Ах, люби меня, этот комочек трепещущего теплого сердца в хрустальном холоде ночи, убогий череп между снегом и смертью, за стенками которого дрожат нервные узелки и фосфоресцирует несколько нервных окончаний, люби меня, эту малую толику бегущей по тонким жилам крови, которая выкликает одно твое имя и знает любовь и столько много прочего, чего и знать не хочет, эту малую толику тоски, печали и желания забыть, люби меня, Юпитер уже мертв, а Луна все больше склоняется к горизонту, обнаженная белая мировая пустыня тянет меня вниз, люби меня, чтобы я удержался, чтобы я удержал тебя, ах, люби меня, люби меня, люби меня.
Как она все веет и веет, все пылит и пылит, эта блестящая пыль мыслей, и эти темные волны желаний хлещут коротко, словно удары бича; я сорвал с себя куртку и распахнул ворот рубахи, чтобы дать и коже крикнуть: «Люби меня, люби меня!», — чтобы все, что ты некогда во мне любила, повторяло вместе со мной: «Люби меня, люби меня!», — чтобы оно, теплое и плотное, хотело втиснуться в твой руки, люби меня, люби меня, мир старится, и свет дряхлеет, люби меня, люби меня, этого всегда мало и всегда недостает, люби меня, люби меня, разорви мою грудь, пусть мы сольемся, люби меня, ах, люби меня еще больше, скажи это, скажи это мрачной одержимости, притаившейся за черными лесами, подстерегающей нас демонической неизбежности того, что все преходяще, этой костяной морде всеобщего душителя, скажи это ты, которая не смеет умереть, ты, ставшая моей жизнью, моей самой потаенной мыслью, явившейся из чащобы, где сгрудились ушедшие в меня поколения, ты, пшеничное поле и мое дыхание, ты, лето мое, скажи этой ночи, не знающей границ, этому каменному молчанию вещей, которые переживут нас: ветру и звездам, снегу и миру, и горизонту.
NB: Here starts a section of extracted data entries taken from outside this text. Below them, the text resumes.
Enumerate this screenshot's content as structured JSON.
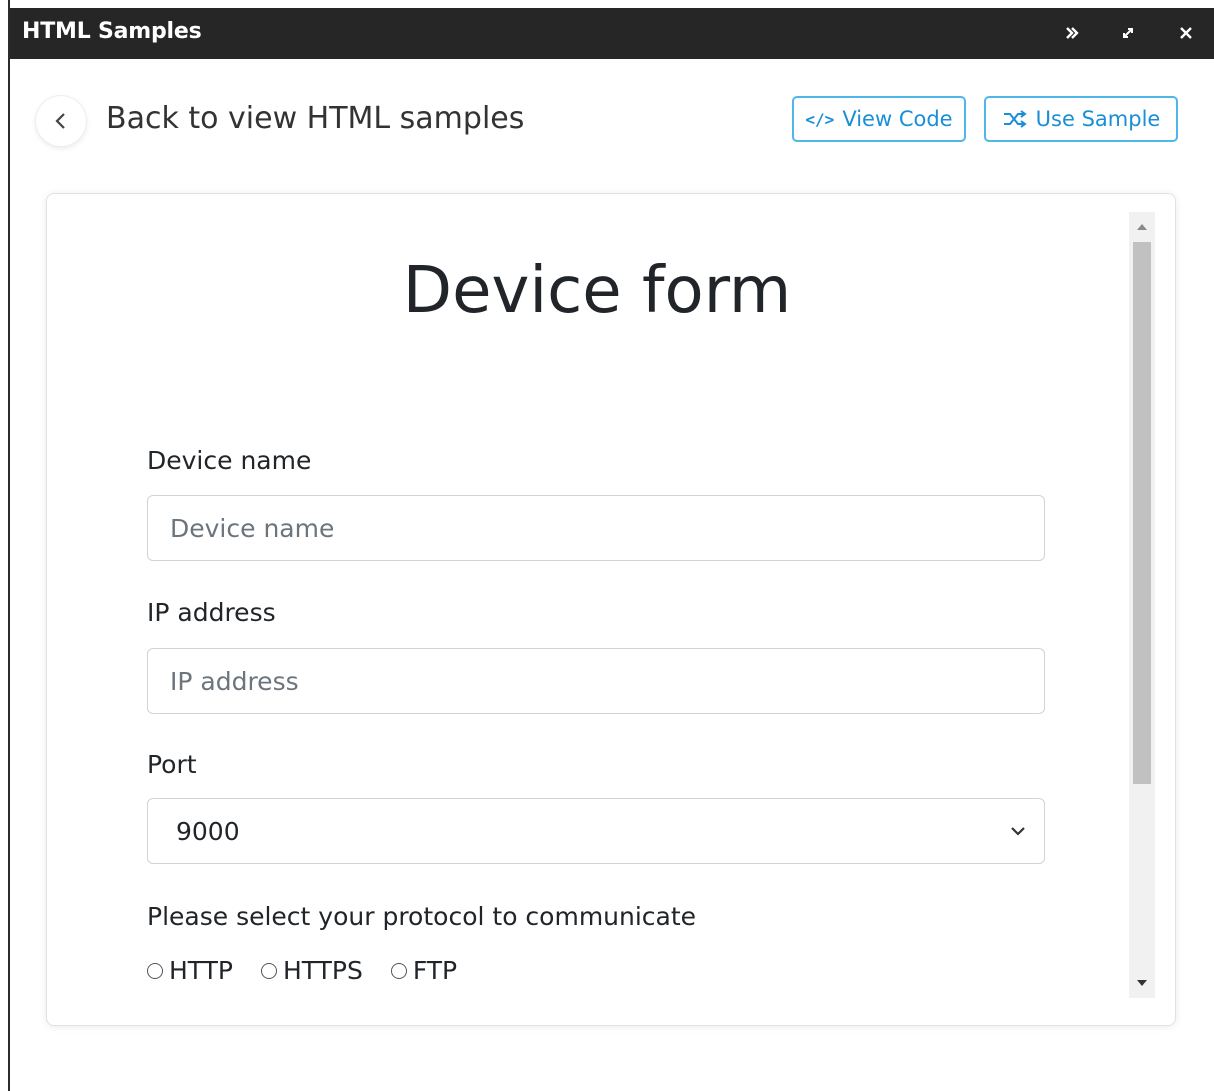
{
  "window": {
    "title": "HTML Samples"
  },
  "header": {
    "back_label": "Back to view HTML samples",
    "view_code_icon": "</>",
    "view_code_label": "View Code",
    "use_sample_label": "Use Sample"
  },
  "form": {
    "title": "Device form",
    "device_name": {
      "label": "Device name",
      "placeholder": "Device name",
      "value": ""
    },
    "ip_address": {
      "label": "IP address",
      "placeholder": "IP address",
      "value": ""
    },
    "port": {
      "label": "Port",
      "selected": "9000"
    },
    "protocol": {
      "label": "Please select your protocol to communicate",
      "options": [
        "HTTP",
        "HTTPS",
        "FTP"
      ]
    }
  },
  "colors": {
    "titlebar_bg": "#262626",
    "accent_border": "#4fb6ea",
    "accent_text": "#1a8ed6"
  },
  "icons": {
    "titlebar": [
      "double-chevron-right-icon",
      "expand-icon",
      "close-icon"
    ],
    "back": "chevron-left-icon",
    "view_code": "code-icon",
    "use_sample": "shuffle-icon",
    "select": "chevron-down-icon"
  }
}
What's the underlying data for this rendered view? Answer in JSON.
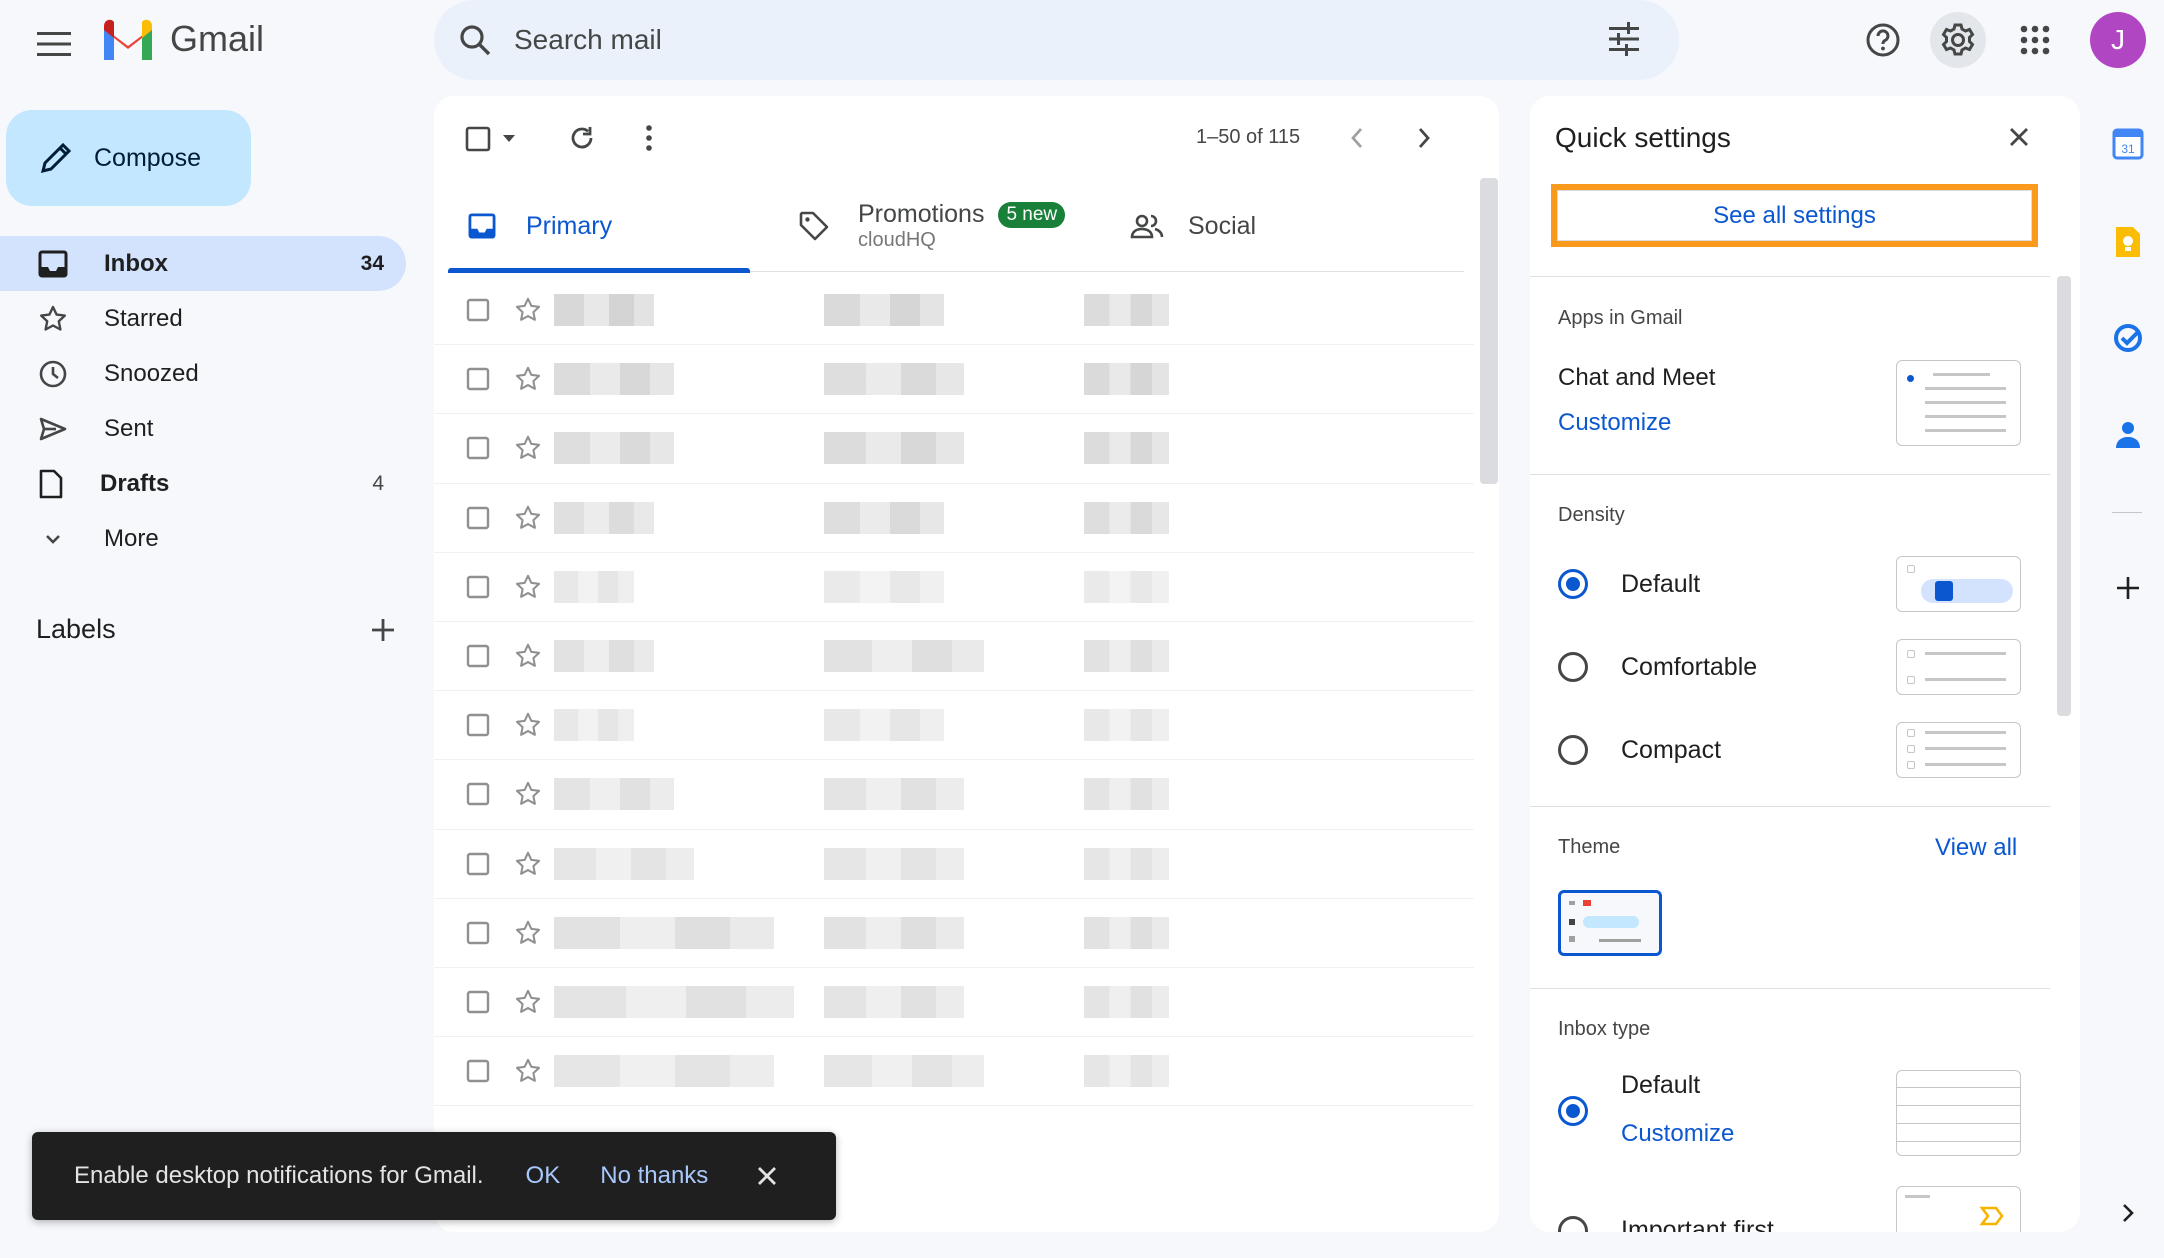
{
  "app": {
    "name": "Gmail"
  },
  "search": {
    "placeholder": "Search mail"
  },
  "user": {
    "initial": "J",
    "avatar_color": "#b146c2"
  },
  "compose": {
    "label": "Compose"
  },
  "nav": {
    "items": [
      {
        "label": "Inbox",
        "count": "34",
        "icon": "inbox-icon",
        "active": true
      },
      {
        "label": "Starred",
        "count": "",
        "icon": "star-icon"
      },
      {
        "label": "Snoozed",
        "count": "",
        "icon": "clock-icon"
      },
      {
        "label": "Sent",
        "count": "",
        "icon": "send-icon"
      },
      {
        "label": "Drafts",
        "count": "4",
        "icon": "draft-icon"
      },
      {
        "label": "More",
        "count": "",
        "icon": "chevron-down-icon"
      }
    ]
  },
  "labels": {
    "title": "Labels"
  },
  "toolbar": {
    "pagination": "1–50 of 115"
  },
  "tabs": [
    {
      "label": "Primary",
      "icon": "inbox-icon"
    },
    {
      "label": "Promotions",
      "badge": "5 new",
      "sub": "cloudHQ",
      "icon": "tag-icon",
      "badge_color": "#188038"
    },
    {
      "label": "Social",
      "icon": "people-icon"
    }
  ],
  "quick_settings": {
    "title": "Quick settings",
    "see_all": "See all settings",
    "highlight_color": "#fa9a1c",
    "apps": {
      "heading": "Apps in Gmail",
      "item": "Chat and Meet",
      "link": "Customize"
    },
    "density": {
      "heading": "Density",
      "options": [
        {
          "label": "Default",
          "selected": true
        },
        {
          "label": "Comfortable",
          "selected": false
        },
        {
          "label": "Compact",
          "selected": false
        }
      ]
    },
    "theme": {
      "heading": "Theme",
      "link": "View all"
    },
    "inbox_type": {
      "heading": "Inbox type",
      "options": [
        {
          "label": "Default",
          "selected": true,
          "link": "Customize"
        },
        {
          "label": "Important first",
          "selected": false
        }
      ]
    }
  },
  "snackbar": {
    "text": "Enable desktop notifications for Gmail.",
    "ok": "OK",
    "no": "No thanks"
  },
  "colors": {
    "accent": "#0b57d0",
    "nav_active": "#d3e3fd",
    "compose": "#c2e7ff",
    "background": "#f6f8fc"
  }
}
Прими меня обратно, я никогда больше не уйду от тебя, люби меня, люби меня, возьми меня себе, пока не поздно и пока холод не заставит меня устать и увянуть, а годы обозначатся на мне темными полосами, которые не убрать; позволь нам вернуться к нам с тобой, люби меня, потому что я знаю: это продлится не слишком долго, люби меня, ах, люби же ты меня, разреши мне превратиться в тебя в толчках твоей крови, в непогоде твоей нежности, люби меня, растопи меня, вдохни меня, поцелуй меня, люби меня, люби меня, набросься на меня, люби меня, не отпускай меня, люби меня, люби меня, люби меня.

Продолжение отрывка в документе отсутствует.